Careful curatorial planning dictated which loans would be sought, but in some cases discoveries about the relationships among works emerged during the process of installation. Take a look at this particular sequence, for example:

Flatboatmen detail Death Struggle detail Old '76 detail
War News detail Politics in an Oyster House detail German Immigrant detail

Details from: George Caleb Bingham (American, 1811–1879), The Jolly Flatboatmen, 1846; Charles Deas (American, 1818–1867), The Death Struggle, 1845; Richard Caton Woodville (American, 1825–1855),
Old ‘76 and Young ‘48, 1849; Richard Caton Woodville, War News from Mexico, 1848; Richard Caton Woodville,  Politics in an Oyster House, 1848; Charles Felix Blauvelt (American, 1824–1900), A German Immigrant Inquiring His Way, 1855.

These paintings are seen in relation to one another in the second section, Stories for the Public, 1830–1860. The six works were all painted between 1845 and 1855, and three are by Richard Caton Woodville, so they already formed a natural group.

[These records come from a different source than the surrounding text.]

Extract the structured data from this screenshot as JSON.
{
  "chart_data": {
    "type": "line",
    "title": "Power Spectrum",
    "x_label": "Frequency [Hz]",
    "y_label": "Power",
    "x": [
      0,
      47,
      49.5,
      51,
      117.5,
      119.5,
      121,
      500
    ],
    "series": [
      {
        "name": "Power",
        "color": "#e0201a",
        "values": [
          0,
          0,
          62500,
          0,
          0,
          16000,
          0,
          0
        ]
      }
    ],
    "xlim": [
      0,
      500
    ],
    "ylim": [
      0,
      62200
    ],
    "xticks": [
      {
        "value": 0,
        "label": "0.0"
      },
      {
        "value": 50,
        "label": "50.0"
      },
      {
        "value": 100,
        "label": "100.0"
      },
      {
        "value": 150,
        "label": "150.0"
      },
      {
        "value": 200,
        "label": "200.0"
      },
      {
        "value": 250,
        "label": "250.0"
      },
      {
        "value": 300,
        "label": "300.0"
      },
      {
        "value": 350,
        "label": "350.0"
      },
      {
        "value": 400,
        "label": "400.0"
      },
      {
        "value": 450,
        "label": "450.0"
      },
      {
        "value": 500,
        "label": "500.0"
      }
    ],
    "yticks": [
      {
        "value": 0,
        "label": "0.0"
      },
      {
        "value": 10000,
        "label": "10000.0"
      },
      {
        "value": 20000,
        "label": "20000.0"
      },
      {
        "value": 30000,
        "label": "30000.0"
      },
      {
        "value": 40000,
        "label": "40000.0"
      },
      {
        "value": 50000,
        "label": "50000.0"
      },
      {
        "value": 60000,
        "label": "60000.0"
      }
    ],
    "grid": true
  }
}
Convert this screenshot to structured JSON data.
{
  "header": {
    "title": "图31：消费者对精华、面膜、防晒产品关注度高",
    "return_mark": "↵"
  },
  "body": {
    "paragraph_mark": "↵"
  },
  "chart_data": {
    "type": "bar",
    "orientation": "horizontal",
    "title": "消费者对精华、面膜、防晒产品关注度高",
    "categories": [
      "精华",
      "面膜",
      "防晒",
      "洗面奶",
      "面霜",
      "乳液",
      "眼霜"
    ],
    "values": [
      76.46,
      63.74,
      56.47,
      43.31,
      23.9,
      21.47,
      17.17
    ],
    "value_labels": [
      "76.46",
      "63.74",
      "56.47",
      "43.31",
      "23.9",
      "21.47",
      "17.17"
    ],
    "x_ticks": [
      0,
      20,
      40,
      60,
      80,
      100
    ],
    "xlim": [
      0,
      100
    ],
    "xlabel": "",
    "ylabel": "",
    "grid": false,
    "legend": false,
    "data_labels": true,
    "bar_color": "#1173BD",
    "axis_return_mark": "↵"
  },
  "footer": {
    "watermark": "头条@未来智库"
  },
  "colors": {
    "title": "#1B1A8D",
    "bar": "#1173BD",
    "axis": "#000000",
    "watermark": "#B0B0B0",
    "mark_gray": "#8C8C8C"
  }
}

As the installation proceeded, we noticed that each also features a male figure with raised hands and arms. This recurring motif makes no particular art historical point, but such emphatic, theatrical gestures are typical of the narrative clarity preferred by artists and audiences of the antebellum period. Perhaps most significant, this fortuitous sequence adds a dynamic and pleasing visual punch in the galleries.

Another grouping involves two paintings that share similar and rather spectacular frames. In the fourth section of the exhibition, Cosmopolitan and Candid Stories, 1877–1915, the following works are placed on opposite sides of a doorway:

reading_228 mosquito_nets_228

Above: Thomas Wilmer Dewing (American, 1851–1938),  A Reading, 1897; John Singer Sargent (American, 1856–1925),  Mosquito Nets, 1908.

Thomas Wilmer Dewing’s A Reading, on loan from the Smithsonian American Art Museum, is enhanced by a frame that was designed by Stanford White, of the architectural firm McKim, Mead & White, which flourished about 1900. Dewing was a close friend of White’s, and it is not unusual to see his paintings in White-designed frames, which frequently feature a distinctive grille pattern. (See a detail image of a similar frame—in this case, on an example from our permanent collection—designed by Stanford White.) John Singer Sargent’s Mosquito Nets, lent by the Detroit Institute of Arts, is also set off by a frame based on one of Stanford White’s designs. The similarity of the two frames underscores the connection between the theme of the two paintings: ladies at leisure—reading and listening to stories—in elegant interiors.

As the above comparisons illustrate, the American Stories galleries are filled with paintings that speak to each other in fascinating and sometimes unexpected ways. Each visitor is bound to notice something different, so I welcome you to share your observations and discoveries here.